Xinhua | 05.05.2017 08h24

La course à l'Elysée 2017 est marquée par la montée en force d'une forme ou d'une autre de populisme, de droite comme de gauche, et son installation dans la vie politique française, explique dans un entretien à Xinhua le politologue Luc Rouban du Centre de recherches politiques de Sciences Po (CEVIPOF), ajoutant que c'est un phénomène que la probable élection d'Emmanuel Macron n'endiguera pas.
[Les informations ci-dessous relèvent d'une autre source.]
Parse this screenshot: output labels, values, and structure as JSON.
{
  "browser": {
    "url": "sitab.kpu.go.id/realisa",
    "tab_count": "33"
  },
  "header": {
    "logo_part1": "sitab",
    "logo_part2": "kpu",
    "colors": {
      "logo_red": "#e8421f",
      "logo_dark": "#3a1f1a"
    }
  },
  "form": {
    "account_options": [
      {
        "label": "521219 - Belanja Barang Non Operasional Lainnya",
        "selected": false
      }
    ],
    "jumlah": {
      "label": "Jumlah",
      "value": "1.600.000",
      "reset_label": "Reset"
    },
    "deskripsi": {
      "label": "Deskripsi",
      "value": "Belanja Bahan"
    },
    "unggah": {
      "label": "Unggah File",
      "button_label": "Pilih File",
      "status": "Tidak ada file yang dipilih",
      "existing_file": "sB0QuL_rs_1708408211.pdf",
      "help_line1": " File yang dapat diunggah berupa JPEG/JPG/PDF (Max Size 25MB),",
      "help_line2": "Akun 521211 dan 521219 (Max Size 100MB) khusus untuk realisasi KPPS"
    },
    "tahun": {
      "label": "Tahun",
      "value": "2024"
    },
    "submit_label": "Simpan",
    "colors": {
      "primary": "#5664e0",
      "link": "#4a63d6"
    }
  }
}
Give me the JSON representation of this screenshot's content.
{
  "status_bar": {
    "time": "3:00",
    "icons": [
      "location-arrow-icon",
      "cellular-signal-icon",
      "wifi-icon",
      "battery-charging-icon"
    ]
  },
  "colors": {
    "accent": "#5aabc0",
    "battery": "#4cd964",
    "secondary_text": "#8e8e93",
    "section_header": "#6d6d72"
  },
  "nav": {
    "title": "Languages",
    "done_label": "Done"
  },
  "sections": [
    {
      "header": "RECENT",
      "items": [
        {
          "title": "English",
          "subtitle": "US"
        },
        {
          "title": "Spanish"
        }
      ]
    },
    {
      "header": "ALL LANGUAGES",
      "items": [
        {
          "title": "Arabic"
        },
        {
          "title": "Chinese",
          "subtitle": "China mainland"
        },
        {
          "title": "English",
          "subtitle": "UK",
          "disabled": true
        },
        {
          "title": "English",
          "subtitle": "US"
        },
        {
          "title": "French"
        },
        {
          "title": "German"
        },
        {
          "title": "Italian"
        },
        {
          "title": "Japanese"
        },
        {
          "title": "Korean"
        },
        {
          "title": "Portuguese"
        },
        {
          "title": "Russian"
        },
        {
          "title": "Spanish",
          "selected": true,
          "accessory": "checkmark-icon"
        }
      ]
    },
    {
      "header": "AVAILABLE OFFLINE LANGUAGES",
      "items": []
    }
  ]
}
"Les candidats de cette présidentielle s'inspirant, d'une manière ou d'une autre, du populisme ont réuni près de la moitié de l'électorat à l'issue du premier tour", note-t-il, ajoutant que "les résultats du 23 avril mettent en lumière la transformation de l'espace politique français. Cette transformation apparaît clairement dans le faible score cumulé par les candidats des deux principaux partis politiques qui ont dominé la scène électorale depuis 1981", poursuit le directeur de recherche au CNRS (Centre national de la recherche scientifique).

"Au total, François Fillon pour Les Républicains et Benoît Hamon pour le Parti socialiste n'ont totalisé que 26% des suffrages exprimés alors que 74% de ces suffrages sont portés par des candidats qui n'ont ni joué le jeu des primaires ni dominé la vie parlementaire avec leurs députés depuis des décennies", précise-t-il.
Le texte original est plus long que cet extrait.